\Opgave 17 

a) Let x_e = 1 iff edge e is chosen. Moreover we use the
   terminology \delta(v) to denote all edges incident to a node v.
   This leads to the formulation

   maximize    \sum_{e \in E} x_e

   subject to  \sum_{e \in \delta(v)} x_e <= 1

               x_e \in {0,1}


b) x_e = 1/(n-1) is FEASIBLE since each node v \in V has
   (n-1) edges and thus

       \sum_{e \in \delta(v)} x_e = \sum_{i=1}^{n-1} 1/(n-1) = (n-1)/(n-1) = 1

   the objective function is z = n/2, since there are n(n-1)/2 edges.

   To prove that the solution is OPTIMAL, we find a dual solution
   with the same objective value. The dual problem is

   minimize   \sum_{v \in V} y_v

   subject to y_u + y_v >= 1     (u,v) \in E

              y_v >= 0            v \in V

   A feasible dual solution is y_v = 1/2 for all v \in V.
   This solution has objective value z = n/2, which proves the stated.
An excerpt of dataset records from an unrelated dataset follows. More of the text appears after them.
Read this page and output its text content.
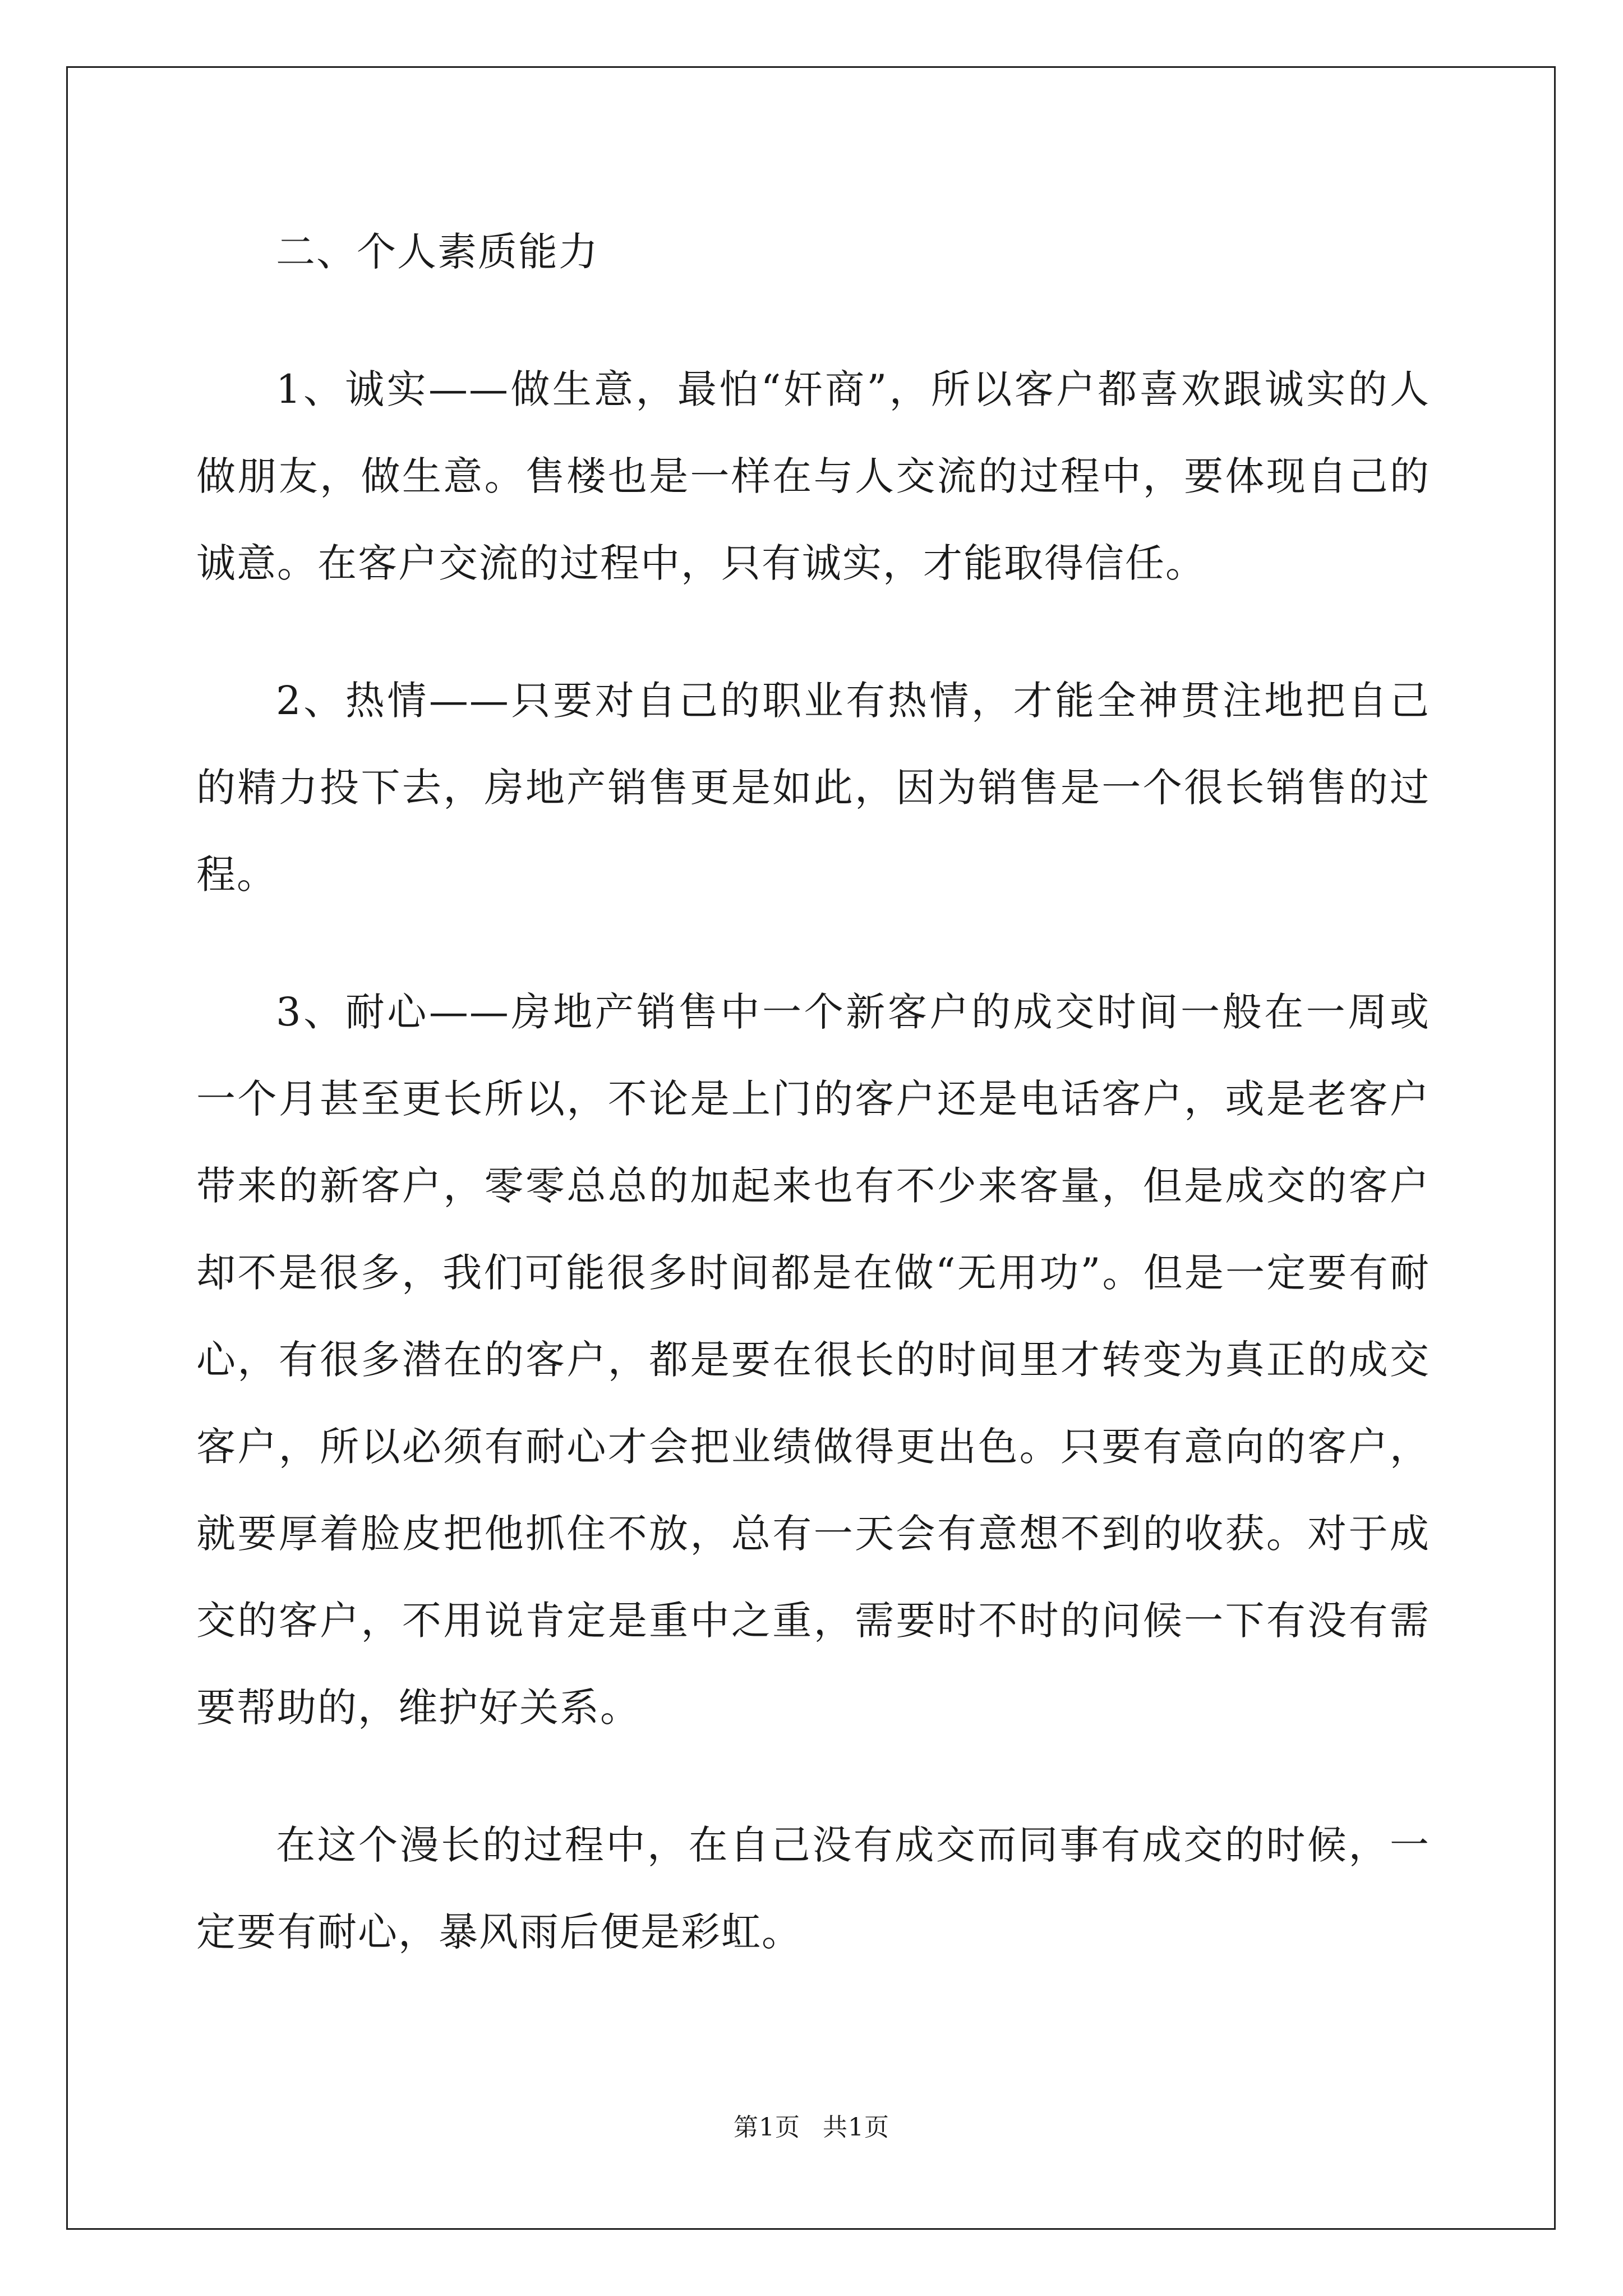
二、个人素质能力

1、诚实——做生意，最怕“奸商”，所以客户都喜欢跟诚实的人做朋友，做生意。售楼也是一样在与人交流的过程中，要体现自己的诚意。在客户交流的过程中，只有诚实，才能取得信任。

2、热情——只要对自己的职业有热情，才能全神贯注地把自己的精力投下去，房地产销售更是如此，因为销售是一个很长销售的过程。

3、耐心——房地产销售中一个新客户的成交时间一般在一周或一个月甚至更长所以，不论是上门的客户还是电话客户，或是老客户带来的新客户，零零总总的加起来也有不少来客量，但是成交的客户却不是很多，我们可能很多时间都是在做“无用功”。但是一定要有耐心，有很多潜在的客户，都是要在很长的时间里才转变为真正的成交客户，所以必须有耐心才会把业绩做得更出色。只要有意向的客户，就要厚着脸皮把他抓住不放，总有一天会有意想不到的收获。对于成交的客户，不用说肯定是重中之重，需要时不时的问候一下有没有需要帮助的，维护好关系。

在这个漫长的过程中，在自己没有成交而同事有成交的时候，一定要有耐心，暴风雨后便是彩虹。

第1页 共1页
c) We have \sum_{e \in \delta(v)} x_e <= 1 for all nodes  v \in V

   Add all inequalities

      \sum_{v \in V} \sum_{e \in \delta(v)} x_e \leq \sum_{v \in V} 1 = n
 
   giving

      2 \sum_{e \in E} x_e <= n

   and thus  

      \sum_{e \in E} x_e <= n/2

   since the LHS is integral we may truncate the RHS.